Netware technologies like sharing apps, interactive livestreamed chat, massively multiplayer online games, and even WeChat’s little red packets are all hybrid business models that transcend their specific individual components. Netware apps can’t be broken down into parts that can be traced to particular national origins. They are more like an ecosystem than mere networks.
In netware applications, individual components (hardware, software, users, content) can be added or removed by individual users, changing the character of the application without impeding its ability to function. This is very different from a production network in which every component must do its job or the whole system will fail. Netware technologies are thus incredibly more complicated than anything seen in the past, but at the same time more robust.
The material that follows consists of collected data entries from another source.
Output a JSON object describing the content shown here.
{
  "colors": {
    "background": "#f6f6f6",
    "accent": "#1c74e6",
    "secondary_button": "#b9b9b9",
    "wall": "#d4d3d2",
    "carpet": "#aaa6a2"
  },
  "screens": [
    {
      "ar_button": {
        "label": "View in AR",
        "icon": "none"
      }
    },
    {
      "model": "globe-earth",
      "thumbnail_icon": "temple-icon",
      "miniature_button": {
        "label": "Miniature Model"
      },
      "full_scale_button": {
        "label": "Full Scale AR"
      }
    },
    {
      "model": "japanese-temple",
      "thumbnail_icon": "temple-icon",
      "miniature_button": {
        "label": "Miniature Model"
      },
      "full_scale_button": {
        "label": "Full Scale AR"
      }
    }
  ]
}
Like all contemporary information technologies, netware is heavily concentrated in the Pacific basin. But although individual netware inputs may come from all around Asia, the leading netware applications are overwhelmingly American and Chinese. Companies like Apple, Amazon, Google, Facebook, Uber, Airbnb, Activision, Alibaba, Baidu, Tencent, DiDi, Mobike, Shanda, and NetEase all share a Pacific netware ecosystem. Companies from the European Union and the rest of the world barely register.
The Calichina connection
The world’s leading netware companies may be individually based in the US or China, but their personnel and business models are almost always transnational. They tie the west coast of the US and the east coast of China into a single innovation hub. This “Calichina” ecosystem incorporates nearly all the leading thinkers and makers in the netware economy. Europeans, Japanese, Koreans, and others may participate in this ecosystem, but they usually move to California, Beijing, Shanghai, or Shenzhen to do it.
Of course, Chinese and American companies compete fiercely to dominate their own particular niches in the global netware ecosystem. But they also share a common set of practices and platforms. And each one of them is built on a mix of hardware, software, users, and content that cannot be disaggregated into national components. You can swap a German camera for a Japanese one and still have a functionally similar iPhone. But you can’t even identify the distinctively “American” or “Chinese” parts of a netware application like a livestream feed of micro-celebrities playing a massively multiplayer online game.
Over the next decade, the Calichina netware economy is likely to become much more valuable than the old-fashioned commodity trading networks of the twentieth century or even the sophisticated hardware production networks of the early 2000s. And netware is a shared ecosystem that is not subject to tariffs or trade wars. The US and China have become unintentional but indispensable partners in the development of the twenty-first century netware economy.
As netware continues to evolve, it is likely to become more transnational, not less. There are many barriers to doing business across borders, but few barriers to people sharing ideas across borders. Netware developers in both the US and China are hybridizing hardware, software, users, and content from throughout the Asia-Pacific region to create a new economic ecosystem that embraces both countries. The names of the companies may be different in the US and China, but the netware ecosystem in which they operate is the same.